The city built the rail tracks in the late 1800s as a way to spur economic development. Since then, Cincinnati has leased it to railroad operators.
Currently, it's Norfolk Southern, which pays Cincinnati about $25 million a year for the lease.
That deal expires in 2026, leading city and railroad officials to negotiate the outright sale of the asset.
The proceeds are targeted for infrastructure needs.
But since the accident, some have questioned whether the city should pause the sale, including Liz Keating, the lone Republican member of the City Council.
The council doesn’t have final say on the deal, however, but would essentially be a rubber stamp for the separately-appointed Railway Commission, which is seeking to put the proposal on the November ballot for city voters to approve.
Keating wasn't available for an interview Friday, but she raised several concerns during the week at a budget committee meeting.
Mayor Pureval says the deal should still move forward.
“Norfolk Southern's safety record has obviously come under great scrutiny. How do you think that affects the deal that you guys are trying to put together to sell the railroad?” Local 12 asked.
“My concern is for the best deal for the city, the safety of our residents and future generations of residents who are going to benefit from this sale,” the mayor said.
Norfolk Southern did not respond to emails and voicemails left Thursday.

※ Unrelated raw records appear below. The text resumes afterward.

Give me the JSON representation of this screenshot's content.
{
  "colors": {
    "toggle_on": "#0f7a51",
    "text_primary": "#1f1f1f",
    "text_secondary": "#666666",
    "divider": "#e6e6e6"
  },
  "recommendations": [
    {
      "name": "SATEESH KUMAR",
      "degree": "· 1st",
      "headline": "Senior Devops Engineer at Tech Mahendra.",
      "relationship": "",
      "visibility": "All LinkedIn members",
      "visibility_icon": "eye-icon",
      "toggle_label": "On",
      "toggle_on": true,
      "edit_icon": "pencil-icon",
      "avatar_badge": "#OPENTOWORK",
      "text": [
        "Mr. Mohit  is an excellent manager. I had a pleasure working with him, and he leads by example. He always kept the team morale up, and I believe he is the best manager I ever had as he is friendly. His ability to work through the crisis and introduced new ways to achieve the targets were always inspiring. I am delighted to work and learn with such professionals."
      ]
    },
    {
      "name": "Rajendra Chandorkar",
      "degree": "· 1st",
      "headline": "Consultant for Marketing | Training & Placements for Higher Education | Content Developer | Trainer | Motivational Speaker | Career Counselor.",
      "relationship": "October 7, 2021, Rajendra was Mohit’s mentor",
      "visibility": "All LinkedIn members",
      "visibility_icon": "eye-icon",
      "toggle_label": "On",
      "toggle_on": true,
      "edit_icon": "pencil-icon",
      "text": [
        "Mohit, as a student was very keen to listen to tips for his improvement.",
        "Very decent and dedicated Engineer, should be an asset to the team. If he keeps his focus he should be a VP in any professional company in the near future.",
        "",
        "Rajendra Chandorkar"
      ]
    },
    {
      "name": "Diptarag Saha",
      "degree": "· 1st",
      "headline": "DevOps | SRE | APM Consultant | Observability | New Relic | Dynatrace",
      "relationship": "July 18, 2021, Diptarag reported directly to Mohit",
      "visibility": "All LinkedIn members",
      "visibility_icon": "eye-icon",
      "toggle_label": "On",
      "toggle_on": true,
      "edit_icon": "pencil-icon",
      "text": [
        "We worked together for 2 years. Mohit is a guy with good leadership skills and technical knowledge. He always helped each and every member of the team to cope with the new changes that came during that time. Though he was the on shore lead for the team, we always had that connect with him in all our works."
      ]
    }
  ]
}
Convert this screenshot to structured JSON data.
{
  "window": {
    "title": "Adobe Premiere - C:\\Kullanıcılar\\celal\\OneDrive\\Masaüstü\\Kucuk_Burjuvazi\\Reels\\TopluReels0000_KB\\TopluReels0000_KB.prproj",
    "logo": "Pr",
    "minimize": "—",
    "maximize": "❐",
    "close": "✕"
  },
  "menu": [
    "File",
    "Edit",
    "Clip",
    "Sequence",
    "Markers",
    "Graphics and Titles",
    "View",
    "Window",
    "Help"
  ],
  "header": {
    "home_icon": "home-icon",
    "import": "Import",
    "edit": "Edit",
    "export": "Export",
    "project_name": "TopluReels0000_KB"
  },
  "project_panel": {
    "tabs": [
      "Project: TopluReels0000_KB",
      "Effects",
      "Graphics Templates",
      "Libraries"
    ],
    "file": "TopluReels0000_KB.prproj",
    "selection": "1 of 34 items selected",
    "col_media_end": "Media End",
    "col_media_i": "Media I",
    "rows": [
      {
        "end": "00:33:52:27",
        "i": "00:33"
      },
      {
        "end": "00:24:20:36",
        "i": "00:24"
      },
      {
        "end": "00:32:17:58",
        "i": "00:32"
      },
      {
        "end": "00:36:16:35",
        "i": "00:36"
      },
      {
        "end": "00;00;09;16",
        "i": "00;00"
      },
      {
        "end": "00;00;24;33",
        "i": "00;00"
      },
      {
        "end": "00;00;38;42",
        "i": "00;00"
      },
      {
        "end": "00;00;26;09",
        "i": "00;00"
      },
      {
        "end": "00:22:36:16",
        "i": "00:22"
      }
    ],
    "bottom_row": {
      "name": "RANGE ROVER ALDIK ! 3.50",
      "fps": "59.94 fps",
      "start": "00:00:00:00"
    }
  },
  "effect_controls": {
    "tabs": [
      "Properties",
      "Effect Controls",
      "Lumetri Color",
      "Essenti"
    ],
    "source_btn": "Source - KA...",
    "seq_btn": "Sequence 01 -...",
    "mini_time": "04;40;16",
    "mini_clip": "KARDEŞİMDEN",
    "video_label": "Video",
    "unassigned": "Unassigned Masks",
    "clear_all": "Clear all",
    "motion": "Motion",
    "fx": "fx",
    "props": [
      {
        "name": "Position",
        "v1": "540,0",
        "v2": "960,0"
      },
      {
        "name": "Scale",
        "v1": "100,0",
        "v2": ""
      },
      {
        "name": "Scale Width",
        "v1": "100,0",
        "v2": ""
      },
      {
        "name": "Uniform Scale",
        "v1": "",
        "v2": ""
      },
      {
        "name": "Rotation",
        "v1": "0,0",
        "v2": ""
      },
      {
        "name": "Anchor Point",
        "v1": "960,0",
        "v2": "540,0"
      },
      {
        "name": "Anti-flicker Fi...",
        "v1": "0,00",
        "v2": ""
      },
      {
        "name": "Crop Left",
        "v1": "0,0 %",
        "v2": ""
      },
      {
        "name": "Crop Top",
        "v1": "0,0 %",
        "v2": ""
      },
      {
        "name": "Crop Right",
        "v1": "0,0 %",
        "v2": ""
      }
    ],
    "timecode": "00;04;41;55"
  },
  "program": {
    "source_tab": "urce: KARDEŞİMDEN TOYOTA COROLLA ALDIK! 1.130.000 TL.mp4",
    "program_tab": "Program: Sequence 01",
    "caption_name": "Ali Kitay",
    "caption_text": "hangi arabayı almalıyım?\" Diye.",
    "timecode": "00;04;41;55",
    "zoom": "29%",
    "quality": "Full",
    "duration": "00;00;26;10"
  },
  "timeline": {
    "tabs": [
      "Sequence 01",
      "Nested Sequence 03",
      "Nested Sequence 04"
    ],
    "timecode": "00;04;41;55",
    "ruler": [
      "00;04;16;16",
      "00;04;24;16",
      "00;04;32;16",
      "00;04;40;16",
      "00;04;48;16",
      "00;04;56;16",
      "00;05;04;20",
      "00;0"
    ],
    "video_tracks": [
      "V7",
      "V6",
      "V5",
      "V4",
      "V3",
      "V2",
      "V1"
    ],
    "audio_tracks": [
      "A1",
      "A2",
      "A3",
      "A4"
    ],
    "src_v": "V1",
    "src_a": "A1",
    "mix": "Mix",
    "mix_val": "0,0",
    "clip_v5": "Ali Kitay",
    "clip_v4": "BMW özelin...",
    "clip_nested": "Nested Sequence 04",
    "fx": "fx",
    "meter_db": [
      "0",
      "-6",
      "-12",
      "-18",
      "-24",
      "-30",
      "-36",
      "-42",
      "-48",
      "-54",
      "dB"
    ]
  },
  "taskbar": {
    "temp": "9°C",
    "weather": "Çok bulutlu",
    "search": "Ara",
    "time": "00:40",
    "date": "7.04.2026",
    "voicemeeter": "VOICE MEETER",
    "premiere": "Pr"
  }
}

Earlier in the week, Councilmember Mark Jeffreys sponsored a resolution seeking answers from both Norfolk Southern and federal agencies about the crash.
He's also been vocal with questions about the sale, saying he wants more information about the deal before endorsing it.
"We need to make sure that it's safe, whether it's sold or it's leased,” he said.
Cincinnati Water Works also says it is going to ask Norfolk Southern to reimburse the city for the extensive water testing needed on the Ohio River in the past two weeks.
Mayor Purveval says that shouldn't hurt the deal either, adding that, so far, the area's air and water are still safe.
The city is still working with the state legislature to change a state law to allow for this sale, but then voters need to approve it.
If it doesn't pass, the city would be locked into another 25-year lease with Norfolk Southern.